Analysts expect a private forecast of U.S. economic activity rose for the seventh straight month in October, a sign the recovery will continue next year although probably at a plodding pace.
The Conference Board's index of leading economic indicators likely rose 0.5 percent last month, according to Wall Street economists surveyed by Thomson Reuters. The index, which is meant to project economic activity in the next three to six months, climbed 1 percent in September.
The Conference Board forecasts economic activity by measuring current jobless aid claims, stock prices, consumer expectations, building permits for private homes, the money supply and other data.
The October report is scheduled for release Thursday at 10 a.m. EST.
The Conference Board said the indicators' 5.7 growth rate in the six months through September was the strongest since 1983. But joblessness continues to rise as the unemployment rate in October hit a 26-year high of 10.2 percent.
Higher unemployment means consumers are unlikely to spend as much. While retail sales rose 1.4 percent in October, that was mostly due to auto purchases, according to government data released earlier this week. Outside of autos, spending inched up 0.2 percent _ the weakest reading since July.
The leading indicators may help market-watchers predict whether the economy will continue to grow as fast as it did in the third quarter.

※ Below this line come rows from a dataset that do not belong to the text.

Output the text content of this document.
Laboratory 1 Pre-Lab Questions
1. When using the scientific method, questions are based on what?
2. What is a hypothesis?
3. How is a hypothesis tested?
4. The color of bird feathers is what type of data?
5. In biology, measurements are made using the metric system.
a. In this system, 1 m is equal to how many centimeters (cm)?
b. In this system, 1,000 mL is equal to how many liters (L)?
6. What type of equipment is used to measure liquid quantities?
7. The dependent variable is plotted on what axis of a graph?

In the July-September period, the government initially said the economy grew at a 3.5 percent annual rate, ending a record of four straight quarters of decline.
Many economists worry that growth in the gross domestic product will slow as support from government stimulus programs fades and that the third-quarter reading will be revised lower next week.
While auto sales grew last month from a dismal September, construction of new homes sagged in October as builders waited to see if a tax credit for homebuyers would be extended.
Congress earlier this month did extend that tax credit, for up to $8,000, until April.
Some also argue that the government's extraordinary measures meant to prompt lending are skewing the forecast, meaning the indicators' growth prediction isn't as strong as it seems.
And layoffs continued this week. Hartford, Conn.-based Health insurer Aetna Inc. said it will cut 625 jobs, or nearly 2 percent of its staff, and will make a similar job cuts in the first quarter of 2010 due to the lagging economy and the potential impact of health care reform.
Elsewhere, cell phone handset maker Sony Ericsson said it was moving its North American headquarters to Atlanta from Research Triangle Park, N.C. and closing a half-dozen sites worldwide. The closures are part of a plan to cut 2,000 jobs, or 20 percent of its global work force.
Several state governments also announced layoffs, including Pennsylvania, Indiana and Maryland.